Amazon RDS
JVM AGENT
Item Type Support
SIGNALS SCALARS CONDITION
Overview
The SQL Connector enables Seeq to access data from Amazon RDS Instances.
Prerequisites
You must gather some information to configure a connection to your Amazon RDS Instance.
Connecting to Amazon RDS Instances
When connecting to RDS Instances, you will most likely have to include a new certificate into the Java Keystore.
You will need to get the certificate from here: https://s3.amazonaws.com/rds-downloads. Download the pem file specific to your region/deployment. It has been observed that by default rds-ca-2019-root.pem
works for all regions (documented here:https://lightsail.aws.amazon.com/ls/docs/en_us/articles/amazon-lightsail-download-ssl-certificate-for-managed-database)
To add the certificate to cacerts you will use the following command in a command prompt with administrator access on the Seeq Remote Agent Machine.

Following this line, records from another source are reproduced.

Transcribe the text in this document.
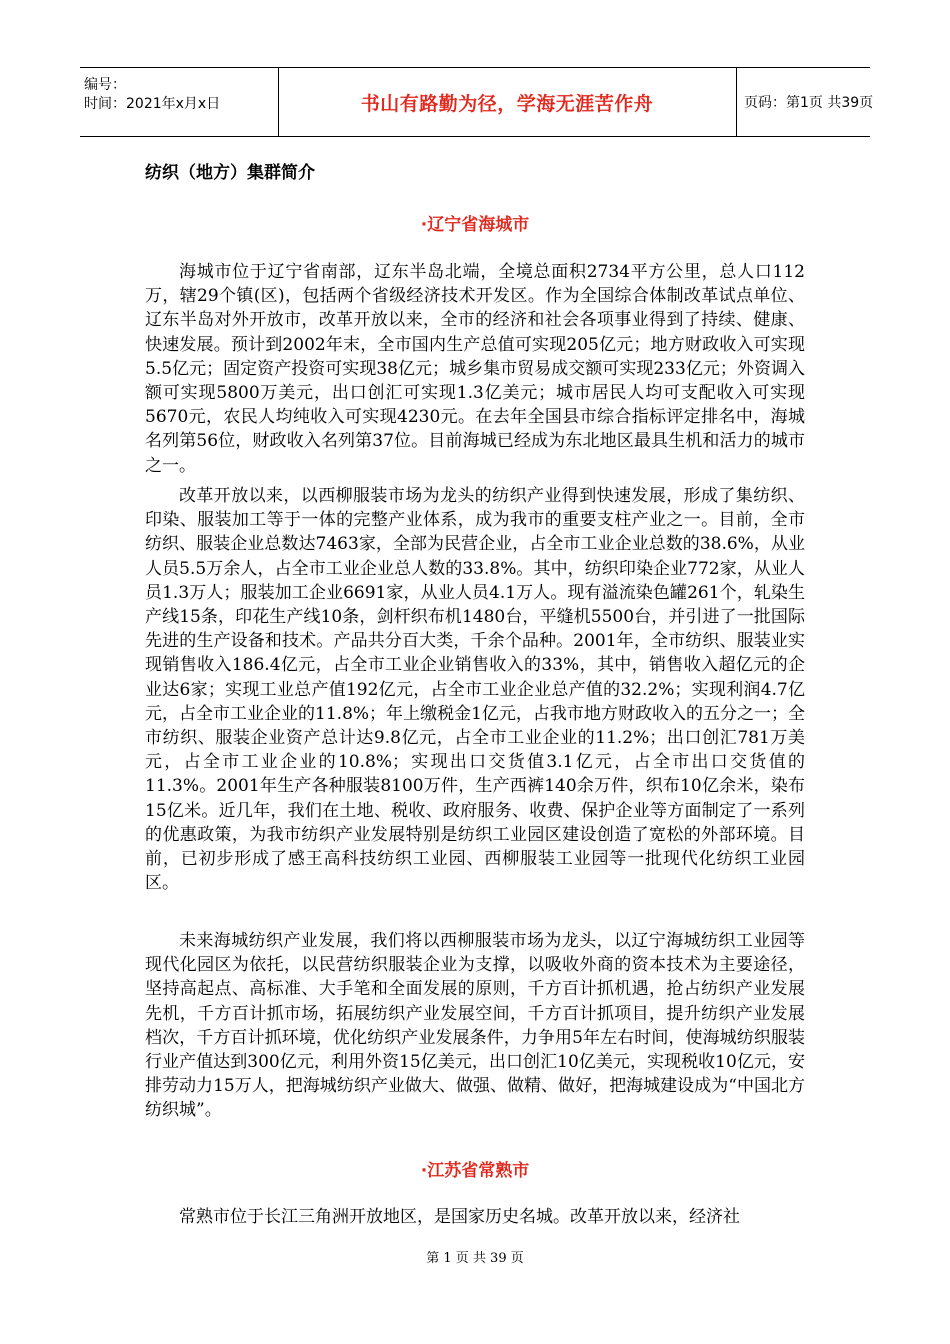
编号：
时间：2021年x月x日	书山有路勤为径，学海无涯苦作舟	页码：第1页 共39页
纺织（地方）集群简介
·辽宁省海城市

海城市位于辽宁省南部，辽东半岛北端，全境总面积2734平方公里，总人口112万，辖29个镇(区)，包括两个省级经济技术开发区。作为全国综合体制改革试点单位、辽东半岛对外开放市，改革开放以来，全市的经济和社会各项事业得到了持续、健康、快速发展。预计到2002年末，全市国内生产总值可实现205亿元；地方财政收入可实现5.5亿元；固定资产投资可实现38亿元；城乡集市贸易成交额可实现233亿元；外资调入额可实现5800万美元，出口创汇可实现1.3亿美元；城市居民人均可支配收入可实现5670元，农民人均纯收入可实现4230元。在去年全国县市综合指标评定排名中，海城名列第56位，财政收入名列第37位。目前海城已经成为东北地区最具生机和活力的城市之一。

改革开放以来，以西柳服装市场为龙头的纺织产业得到快速发展，形成了集纺织、印染、服装加工等于一体的完整产业体系，成为我市的重要支柱产业之一。目前，全市纺织、服装企业总数达7463家，全部为民营企业，占全市工业企业总数的38.6%，从业人员5.5万余人，占全市工业企业总人数的33.8%。其中，纺织印染企业772家，从业人员1.3万人；服装加工企业6691家，从业人员4.1万人。现有溢流染色罐261个，轧染生产线15条，印花生产线10条，剑杆织布机1480台，平缝机5500台，并引进了一批国际先进的生产设备和技术。产品共分百大类，千余个品种。2001年，全市纺织、服装业实现销售收入186.4亿元，占全市工业企业销售收入的33%，其中，销售收入超亿元的企业达6家；实现工业总产值192亿元，占全市工业企业总产值的32.2%；实现利润4.7亿元，占全市工业企业的11.8%；年上缴税金1亿元，占我市地方财政收入的五分之一；全市纺织、服装企业资产总计达9.8亿元，占全市工业企业的11.2%；出口创汇781万美元，占全市工业企业的10.8%；实现出口交货值3.1亿元，占全市出口交货值的11.3%。2001年生产各种服装8100万件，生产西裤140余万件，织布10亿余米，染布15亿米。近几年，我们在土地、税收、政府服务、收费、保护企业等方面制定了一系列的优惠政策，为我市纺织产业发展特别是纺织工业园区建设创造了宽松的外部环境。目前，已初步形成了感王高科技纺织工业园、西柳服装工业园等一批现代化纺织工业园区。

未来海城纺织产业发展，我们将以西柳服装市场为龙头，以辽宁海城纺织工业园等现代化园区为依托，以民营纺织服装企业为支撑，以吸收外商的资本技术为主要途径，坚持高起点、高标准、大手笔和全面发展的原则，千方百计抓机遇，抢占纺织产业发展先机，千方百计抓市场，拓展纺织产业发展空间，千方百计抓项目，提升纺织产业发展档次，千方百计抓环境，优化纺织产业发展条件，力争用5年左右时间，使海城纺织服装行业产值达到300亿元，利用外资15亿美元，出口创汇10亿美元，实现税收10亿元，安排劳动力15万人，把海城纺织产业做大、做强、做精、做好，把海城建设成为“中国北方纺织城”。

·江苏省常熟市

常熟市位于长江三角洲开放地区，是国家历史名城。改革开放以来，经济社

第 1 页 共 39 页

keytool -import -trustcacerts -file "c:\rds-ca-2019-root.pem" -alias mydomain -keystore "C:\Program Files\Seeq Server\jdk\files\lib\security\cacerts
Configuration
The SQL connector supports connecting to the following RDS Instance types:
Amazon Aurora with MySQL Compatibility - MySQL
Amazon Aurora with PostgreSQL Compatibility - Postgres
Known Issues
There are no known issues for the SQL Connector. Please report any issues you find to our support portal.
Troubleshooting
A couple of errors that you may encounter are:
String-valued samples are prohibited in numeric-valued signal
If the y-axis value of the signal is a string, then the Value Unit Of Measure property is required and must be set to "string". See Example 2.
Since the Value Unit Of Measure is different for string and numeric signals, it may be easiest to write one query definition for the numeric signals and write another for the string signals. Alternatively, the Value Unit Of Measure property could be set according to an SQL IF statement similar to the technique used in Example 13.
Samples must be ordered by their keys
If this is occurring when trending near the daylight savings transition, this is an indication that the TimeZone is not configured properly. For example, if TimeZone is set to "America/Los_Angeles", this means that the timestamp data in the SQL table was recorded using "America/Los_Angeles" time (Pacific) which observes daylight savings. During the spring daylight savings transition, time skips from 01:59:59.9 to 03:00:00.0 which means that the 02:00 hour doesn't exist and therefore there should be no data in the SQL table during that 02:00 hour. Any data in the 02:00 hour is interpreted as being in the 03:00 hour. If there is also data in the 03:00 hour, the samples will be out of order.
Original data: | 01:15, 01:45, 02:15, 02:45, 03:15 |
After accounting for non-existent 02:00 hour: | 01:15, 01:45, 03:15, 03:45, 03:15 |
If data exists in the 02:00 hour, it must mean it was either recorded in error or was recorded in a time zone that doesn't observe daylight savings such as UTC or a constant offset from UTC.
For more information, see the TimeZone field in the Configuration section above.
If you are running into issues with connecting to or access data from SQL Connector, view our guide for troubleshooting datasource issues.
Performance considerations
Ensure you have indexes on columns that are used for filtering in a WHERE clause
Ensure you are using timestamp types for your time columns vs having your timestamps as strings or the results of concatenations.
View our guide on optimizing datasource performance for general guidance.